Я этого Гладковского жеста сегодня не видел — мне его обронил позже Прокопенко, когда мы у семёрки сели у крыла к девяти утра. Прокопенко по утреннему построению заметил у Гладкова движение у нагрудного и по тому, как Гладков из земли натаскал свой кулак к гимнастёрке, разобрал, что у него там новый предмет. Прокопенко из своей бытовой полковой бухгалтерии знал, что у Гладкова с двадцать восьмого июня в вещмешке лежал Шумиловский платок. По сегодняшнему утреннему — Прокопенко его в нагрудный переложил.
Я к десяти утра вышел к Гладкову, у его палатки.
— Гладков. По вашей, — я обронил у его палатки.
— Алексей Петрович, — он отозвался, не отрывая взгляда от восточного тумана.
— По матчасти на сегодня — у вас по тягам и переборке? — я уточнил по плану.
— По тягам — Хрущ. По переборке — Ярошенко. Прокопенко у вас, — он перечислил коротко.
— Хорошо, Гладков, — я постоял ещё у его палатки.
Я постоял у его палатки секунд тридцать.
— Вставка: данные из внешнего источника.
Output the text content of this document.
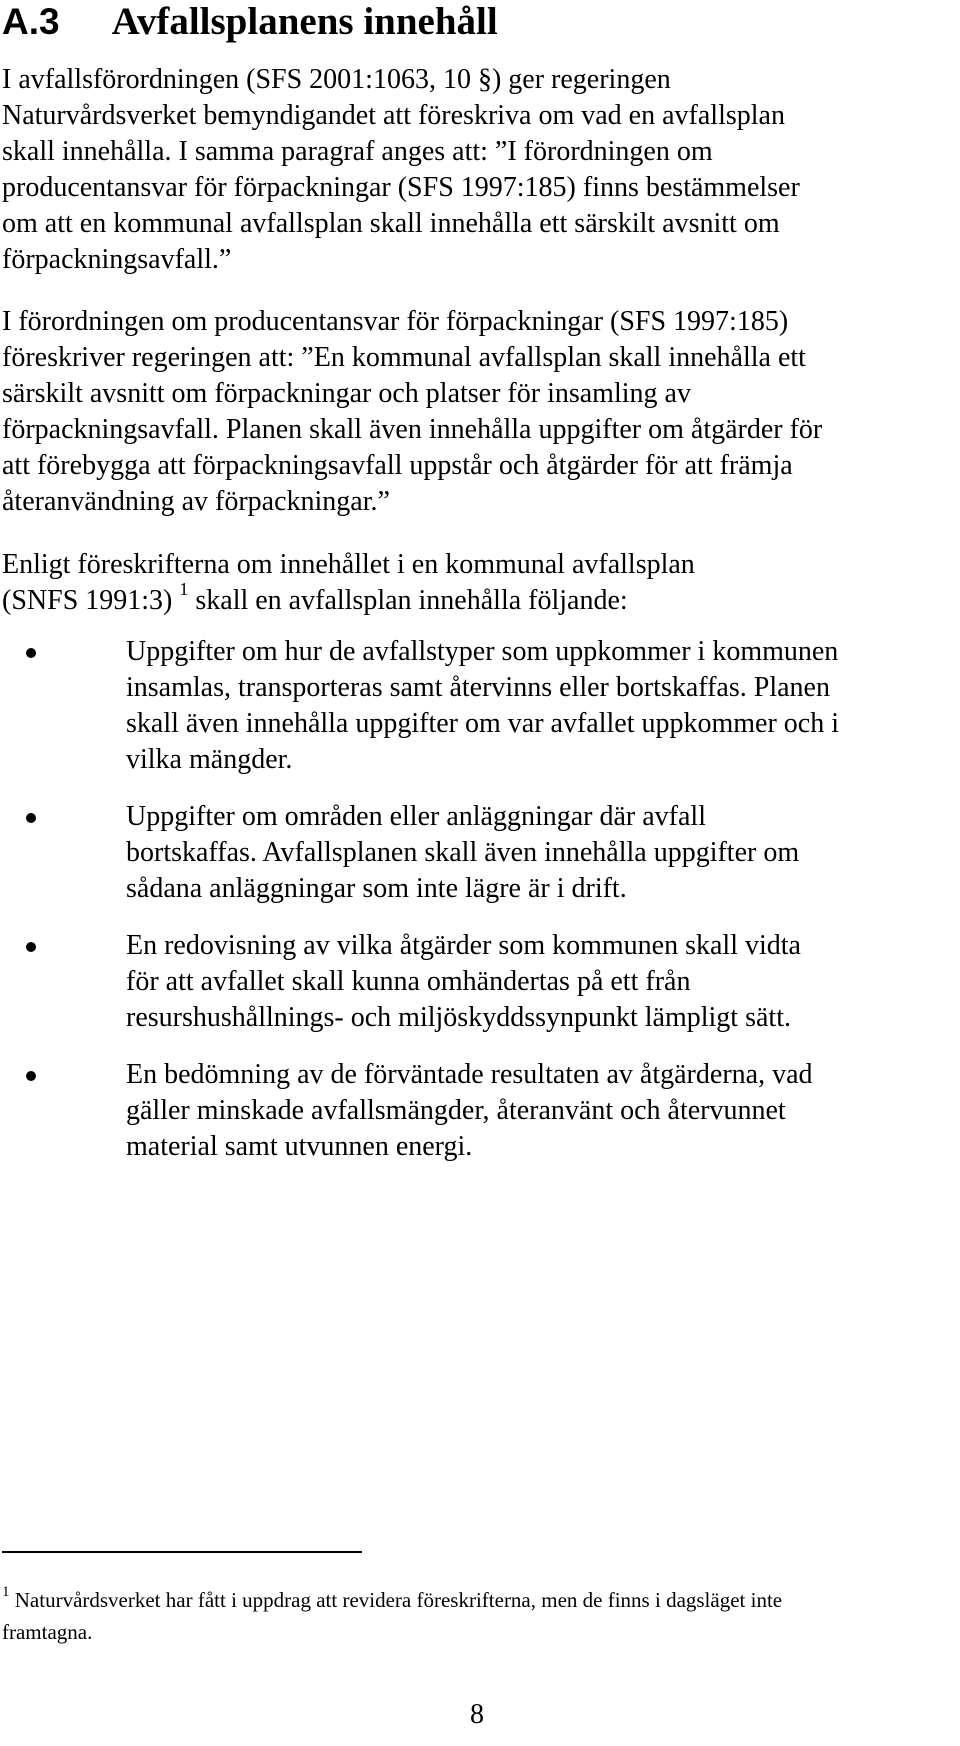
A.3 Avfallsplanens innehåll

I avfallsförordningen (SFS 2001:1063, 10 §) ger regeringen
Naturvårdsverket bemyndigandet att föreskriva om vad en avfallsplan
skall innehålla. I samma paragraf anges att: ”I förordningen om
producentansvar för förpackningar (SFS 1997:185) finns bestämmelser
om att en kommunal avfallsplan skall innehålla ett särskilt avsnitt om
förpackningsavfall.”

I förordningen om producentansvar för förpackningar (SFS 1997:185)
föreskriver regeringen att: ”En kommunal avfallsplan skall innehålla ett
särskilt avsnitt om förpackningar och platser för insamling av
förpackningsavfall. Planen skall även innehålla uppgifter om åtgärder för
att förebygga att förpackningsavfall uppstår och åtgärder för att främja
återanvändning av förpackningar.”

Enligt föreskrifterna om innehållet i en kommunal avfallsplan
(SNFS 1991:3) $^1$ skall en avfallsplan innehålla följande:

Uppgifter om hur de avfallstyper som uppkommer i kommunen
insamlas, transporteras samt återvinns eller bortskaffas. Planen
skall även innehålla uppgifter om var avfallet uppkommer och i
vilka mängder.
Uppgifter om områden eller anläggningar där avfall
bortskaffas. Avfallsplanen skall även innehålla uppgifter om
sådana anläggningar som inte lägre är i drift.
En redovisning av vilka åtgärder som kommunen skall vidta
för att avfallet skall kunna omhändertas på ett från
resurshushållnings- och miljöskyddssynpunkt lämpligt sätt.
En bedömning av de förväntade resultaten av åtgärderna, vad
gäller minskade avfallsmängder, återanvänt och återvunnet
material samt utvunnen energi.
$^1$ Naturvårdsverket har fått i uppdrag att revidera föreskrifterna, men de finns i dagsläget inte
framtagna.
8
Гладков на меня не смотрел, смотрел в восточный туман. На его лице сегодня шла та же ровная складка у рта, что стояла у Трофимова в марте и у Бурцева три дня назад. По форме его молчания я понял, что он сегодня в этот туман на восточном горизонте смотрит не как комэск, а как тот человек, который с зимы сорок первого по второй половине августа сорок второго года проходил через эту полосу одной общей походкой, и который к тридцать первому августа сорок второго стоит на исходном к новому, не зная, дойдёт ли по этой походке до сентября.
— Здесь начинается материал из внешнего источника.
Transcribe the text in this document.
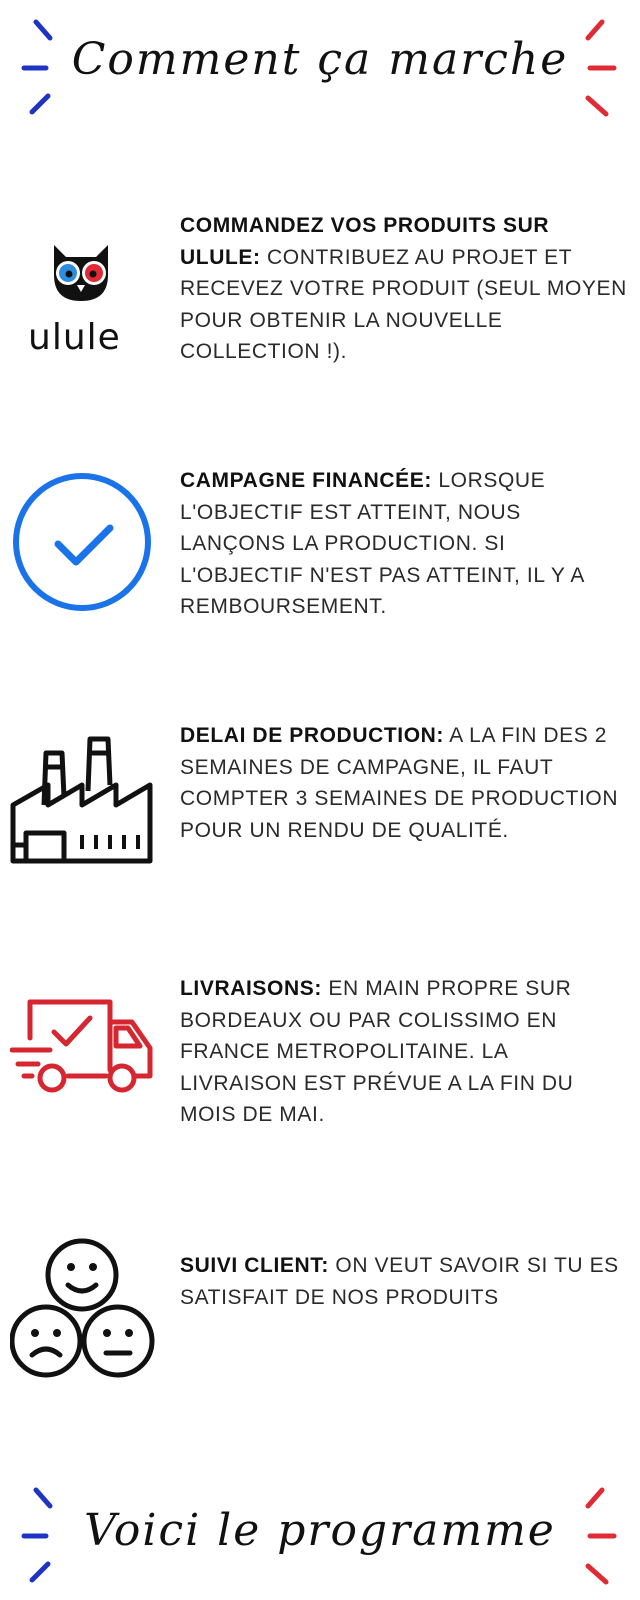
Comment ça marche
ulule
COMMANDEZ VOS PRODUITS SUR ULULE: CONTRIBUEZ AU PROJET ET RECEVEZ VOTRE PRODUIT (SEUL MOYEN POUR OBTENIR LA NOUVELLE COLLECTION !).
CAMPAGNE FINANCÉE: LORSQUE L'OBJECTIF EST ATTEINT, NOUS LANÇONS LA PRODUCTION. SI L'OBJECTIF N'EST PAS ATTEINT, IL Y A REMBOURSEMENT.
DELAI DE PRODUCTION: A LA FIN DES 2 SEMAINES DE CAMPAGNE, IL FAUT COMPTER 3 SEMAINES DE PRODUCTION POUR UN RENDU DE QUALITÉ.
LIVRAISONS: EN MAIN PROPRE SUR BORDEAUX OU PAR COLISSIMO EN FRANCE METROPOLITAINE. LA LIVRAISON EST PRÉVUE A LA FIN DU MOIS DE MAI.
SUIVI CLIENT: ON VEUT SAVOIR SI TU ES SATISFAIT DE NOS PRODUITS
Voici le programme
— Гармонь? — я обронил негромко.
— Не открою. До конца сентября — точно.
— По себе? — я спросил негромко.
— По себе, Алексей Петрович, — он подтвердил по короткой форме.
— Шумиловский платок?
Гладков повернул голову.
— Видели? — обронил он негромко.
— Прокопенко обронил, — я ответил.
Гладков шевельнул плечом, как поправляют тяжёлый ремень.
— Перенёс. По форме — пора. У меня в вещмешке он лежал два месяца. Сегодня — в нагрудный.
— По форме видно, Гладков, — я обронил по короткой манере.
— Шумилов с майских — первый ушёл. Захаров, Морозов, Тихонов — с лета сорок первого, со мной в одну зиму. Я с августа сорок первого, между ними и Шумиловым. Бабенко, Сёмин, Панин — уже после Шумилова, с лета. На сегодняшнее утро со мной из майских ничего нет, кроме его платка. Несу за него.
— Понимаю, Гладков, — я ответил тихо.
Я постоял у его палатки ещё пятнадцать секунд, отошёл.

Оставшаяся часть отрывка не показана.